Strengths and weaknesses

Like the other two processes under examination, they utilise fewer participants over significantly less time than traditional studies, making them unsuitable for certain studies (such as long-form quantitative interviews and diary studies). However, they’re great for exploring those simpler, more straightforward questions that may often be skipped for bigger, more extensive projects with a perceived higher value. There’s much to be said for a rapid research framework clearing the backlog of seemingly smaller unanswered questions and queries.

Rolling Research

Core concepts

Rolling research, like rapid research, allows for faster, more frequent studies but is far more adaptable. Each research project uncovers possible areas for further programs that can also dictate new research requests. It may be ideal as evaluative UX research, but given what each rolling research program reveals, it’s also very much a continuous discovery process.

Usage and applications

Again, rolling research is built on strict schedules, efficient organisation, time-saving templates, and automated processes wherever possible. It’s continuous and iterative, yet has the freedom of not following a strict plan. This results in a process that can navigate the latest trends, issues, practices, and more as they happen. With their findings and reports as simplified as their schedules, it’s simpler for the product team to apply them, updating operations more regularly.

Strengths and weaknesses

Rolling research deals with current trends and issues, is lightweight, streamlined, and easy to deliver, yet above all, its real strength is its adaptability.

On the flip side, such a fast and full-on pace demands a lot from its researchers and participants. Maintaining a high level of enthusiasm within a process that never lets up takes a special kind of researcher or practitioner. However, you can navigate burnout and fatigue by including rest periods in the process cadency or alternating teams between rolling research studies and traditional longer-form UX projects.

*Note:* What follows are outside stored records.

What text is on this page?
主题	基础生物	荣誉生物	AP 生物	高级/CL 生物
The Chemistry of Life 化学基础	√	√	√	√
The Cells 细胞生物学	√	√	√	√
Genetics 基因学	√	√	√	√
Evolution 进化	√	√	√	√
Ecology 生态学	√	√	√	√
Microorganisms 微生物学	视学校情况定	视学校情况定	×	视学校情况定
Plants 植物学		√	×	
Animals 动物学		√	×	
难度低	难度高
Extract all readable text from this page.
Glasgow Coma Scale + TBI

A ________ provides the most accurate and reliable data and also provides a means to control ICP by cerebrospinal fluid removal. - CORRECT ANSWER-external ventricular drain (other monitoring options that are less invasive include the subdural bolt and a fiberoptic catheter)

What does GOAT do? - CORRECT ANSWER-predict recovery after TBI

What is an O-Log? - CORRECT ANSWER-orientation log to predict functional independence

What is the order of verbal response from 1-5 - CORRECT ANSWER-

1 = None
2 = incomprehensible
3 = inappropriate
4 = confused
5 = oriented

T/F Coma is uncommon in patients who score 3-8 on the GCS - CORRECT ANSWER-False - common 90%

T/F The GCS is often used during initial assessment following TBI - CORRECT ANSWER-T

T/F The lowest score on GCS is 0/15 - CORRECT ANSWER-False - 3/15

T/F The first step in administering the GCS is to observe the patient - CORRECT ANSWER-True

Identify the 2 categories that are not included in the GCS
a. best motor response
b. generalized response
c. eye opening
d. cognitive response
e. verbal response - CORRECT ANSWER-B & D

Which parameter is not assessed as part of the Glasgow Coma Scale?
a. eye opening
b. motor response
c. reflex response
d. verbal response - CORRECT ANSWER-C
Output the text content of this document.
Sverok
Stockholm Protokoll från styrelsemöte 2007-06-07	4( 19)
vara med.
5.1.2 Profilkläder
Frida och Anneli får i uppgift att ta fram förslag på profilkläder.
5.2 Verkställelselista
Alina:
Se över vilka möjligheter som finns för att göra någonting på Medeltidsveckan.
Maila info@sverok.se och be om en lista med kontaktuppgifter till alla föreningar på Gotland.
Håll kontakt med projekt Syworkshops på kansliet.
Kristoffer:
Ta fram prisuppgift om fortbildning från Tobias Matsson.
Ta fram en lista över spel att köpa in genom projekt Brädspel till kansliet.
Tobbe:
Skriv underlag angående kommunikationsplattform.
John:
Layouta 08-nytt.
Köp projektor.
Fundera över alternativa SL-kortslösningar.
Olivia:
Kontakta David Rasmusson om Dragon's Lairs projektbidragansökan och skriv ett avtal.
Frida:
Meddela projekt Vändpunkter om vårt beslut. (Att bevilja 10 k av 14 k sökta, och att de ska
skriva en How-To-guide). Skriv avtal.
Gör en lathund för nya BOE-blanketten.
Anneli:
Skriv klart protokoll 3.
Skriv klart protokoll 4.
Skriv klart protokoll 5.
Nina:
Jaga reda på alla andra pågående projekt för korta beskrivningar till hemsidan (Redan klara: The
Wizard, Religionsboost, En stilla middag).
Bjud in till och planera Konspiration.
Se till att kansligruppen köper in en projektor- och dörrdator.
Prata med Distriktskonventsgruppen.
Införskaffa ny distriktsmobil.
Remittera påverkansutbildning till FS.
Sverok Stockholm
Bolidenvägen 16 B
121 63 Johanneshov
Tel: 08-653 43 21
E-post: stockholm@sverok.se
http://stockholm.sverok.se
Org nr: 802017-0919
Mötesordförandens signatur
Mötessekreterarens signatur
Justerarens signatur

Finally, recruitment can be tricky with regular weekly studies, and with smaller subject pools and lighter documentation, a rolling research process might miss out on some of the information traditional UX research methodologies cover during their deep dives.

Continuous Research

Core concepts

As we said earlier, the core concept behind continuous research is that it has no fixed or specific subject of study, only to evaluate a product’s ongoing operation and its users’ needs and reactions to the latest trends or updates. The key advantage of continuous research is its fast reaction and response to user issues. It allows the research team to deliver an ongoing, in-depth understanding of their product, users, and behaviours.

However, it’s often difficult to convince shareholders of the value of continuous research without a specific issue to explore or a new feature to evaluate.

Usage and applications

Continuous research is an always-on, 24/7 research process that monitors at every point of the product lifecycle. Out of the three methodologies in today’s discussion, its application is the most generative. It picks out the poor-performing areas from existing data and analytics, with regular research into customer interactions through heatmaps, user interviews, site analytics and analysis.

Strengths and weaknesses

Its strength is in its organisation and ability to uncover issues we might never think to investigate. The strict schedule, just as with the other two practices we’re exploring, ensures that everyone knows exactly what stage the process is at, what they have to accomplish, and when. The findings are presented in a simple way everyone can understand without lengthy presentations or reports, and the data is shared in an accessible manner for all.

Conclusion

With their numerous similarities, it is easy to confuse the terms rapid, rolling, and continuous regarding these three UX research practices. We hope our latest pages, and indeed, this comparison, help shine a light on precisely what each does and why they’re such a great addition to UX research.